7 août 2015 portant nouvelle organisation territoriale de la République, la compétence économique a été transférée à la communauté de communes de l'Huisne sarthoise. Cette communauté de communes a alors racheté le terrain le 17 octobre 2018, avec effet au 1er janvier 2017. La commune a tout d'abord manifesté son intérêt pour acquérir l'une des cellules à venir afin d'y maintenir ses services techniques, attendant de connaître le prix de revente qu'en proposerait la communauté de communes avant d'arrêter une décision définitive. Mais la transaction ne s'est pas faite et des discussions ont été engagées entre les deux parties pour déterminer l'indemnisation de l'occupation par la commune de la parcelle dont la communauté de communes est désormais propriétaire. Par sa requête, la commune demande au tribunal d'annuler l'avis des sommes à payer n° 71/351 émis le 21 décembre 2020 par la communauté de communes de l'Huisne sarthoise, pour le recouvrement de la somme de 104 504,50 euros à titre d'" indemnité d'occupation par la commune de la friche industrielle de TVC ".

Sur la compétence de la juridiction administrative :

2. Il est constant que le bien occupé fait partie du domaine privé de la communauté de communes et qu'aucun contrat écrit n'a été conclu entre la commune et la communauté de communes pour l'occupation de la parcelle. En outre, il ne résulte pas de l'instruction que les parties seraient convenues de clauses exorbitantes du droit commun pour la location de cette parcelle. Par suite, la juridiction administrative n'est pas compétente pour connaître du litige portant sur l'indemnisation de l'occupation par la commune d'une partie du domaine privé de la communauté de communes.

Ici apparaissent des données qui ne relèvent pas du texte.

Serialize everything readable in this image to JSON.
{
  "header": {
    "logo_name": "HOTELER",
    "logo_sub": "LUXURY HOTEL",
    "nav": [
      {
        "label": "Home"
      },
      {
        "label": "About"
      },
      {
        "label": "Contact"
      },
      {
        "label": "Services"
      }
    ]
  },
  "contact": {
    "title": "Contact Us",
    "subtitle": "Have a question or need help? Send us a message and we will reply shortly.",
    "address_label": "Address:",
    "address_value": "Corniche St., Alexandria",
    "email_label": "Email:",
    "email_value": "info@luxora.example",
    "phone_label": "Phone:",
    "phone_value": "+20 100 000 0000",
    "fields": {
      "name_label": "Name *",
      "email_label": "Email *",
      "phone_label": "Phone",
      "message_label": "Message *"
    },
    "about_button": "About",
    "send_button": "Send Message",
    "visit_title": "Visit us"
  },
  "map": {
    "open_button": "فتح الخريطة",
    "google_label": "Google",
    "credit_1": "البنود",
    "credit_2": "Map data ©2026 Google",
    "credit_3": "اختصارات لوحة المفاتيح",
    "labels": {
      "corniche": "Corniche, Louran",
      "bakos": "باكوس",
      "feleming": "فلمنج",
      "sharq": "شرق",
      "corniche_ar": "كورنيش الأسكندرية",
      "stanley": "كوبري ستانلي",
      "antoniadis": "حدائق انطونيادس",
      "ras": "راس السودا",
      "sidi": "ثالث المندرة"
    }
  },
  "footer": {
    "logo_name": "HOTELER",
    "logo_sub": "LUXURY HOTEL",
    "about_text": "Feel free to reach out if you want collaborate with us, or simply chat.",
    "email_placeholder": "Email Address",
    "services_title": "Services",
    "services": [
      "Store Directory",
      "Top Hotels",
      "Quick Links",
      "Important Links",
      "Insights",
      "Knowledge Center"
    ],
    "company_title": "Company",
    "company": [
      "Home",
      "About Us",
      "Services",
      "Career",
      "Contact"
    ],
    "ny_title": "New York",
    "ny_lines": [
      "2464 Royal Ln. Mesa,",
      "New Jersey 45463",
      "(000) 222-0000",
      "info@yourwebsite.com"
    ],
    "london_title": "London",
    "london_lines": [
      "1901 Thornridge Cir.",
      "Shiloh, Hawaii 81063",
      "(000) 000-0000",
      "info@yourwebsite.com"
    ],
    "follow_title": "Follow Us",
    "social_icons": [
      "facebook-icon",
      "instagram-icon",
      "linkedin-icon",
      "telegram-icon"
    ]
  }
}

Sur les conclusions tendant à l'application des dispositions de l'article L. 761-1 du code de justice administrative :

3. Il n'y a pas lieu, dans les circonstances de l'espèce, de faire application des dispositions de l'article L. 761-1 du code de justice administrative.

D E C I D E :

Article 1er : La requête de la commune de Tuffé Val de la Chéronne est rejetée comme portée devant un ordre de juridiction incompétent pour en connaître.

Article 2 : Le surplus des conclusions des parties est rejeté.

Article 3 : Le présent jugement sera notifié à la commune de Tuffé Val de la Chéronne et à la communauté de communes de l'Huisne sarthoise.

Délibéré après l'audience du 14 juin 2023 à laquelle siégeaient :

Mme Loirat, présidente,

M. Gauthier, premier conseiller,

M. Simon, premier conseiller.

Rendu public par mise à disposition au greffe le 12 juillet 2023.

Le rapporteur,

E. GAUTHIER

La présidente,

C. LOIRAT La greffière,

P. LABOUREL

La République mande et ordonne au préfet de la Sarthe, en ce qui le concerne ou à tous commissaires de justice à ce requis en ce qui concerne les voies de droit commun contre les parties privées, de pourvoir à l'exécution de la présente décision.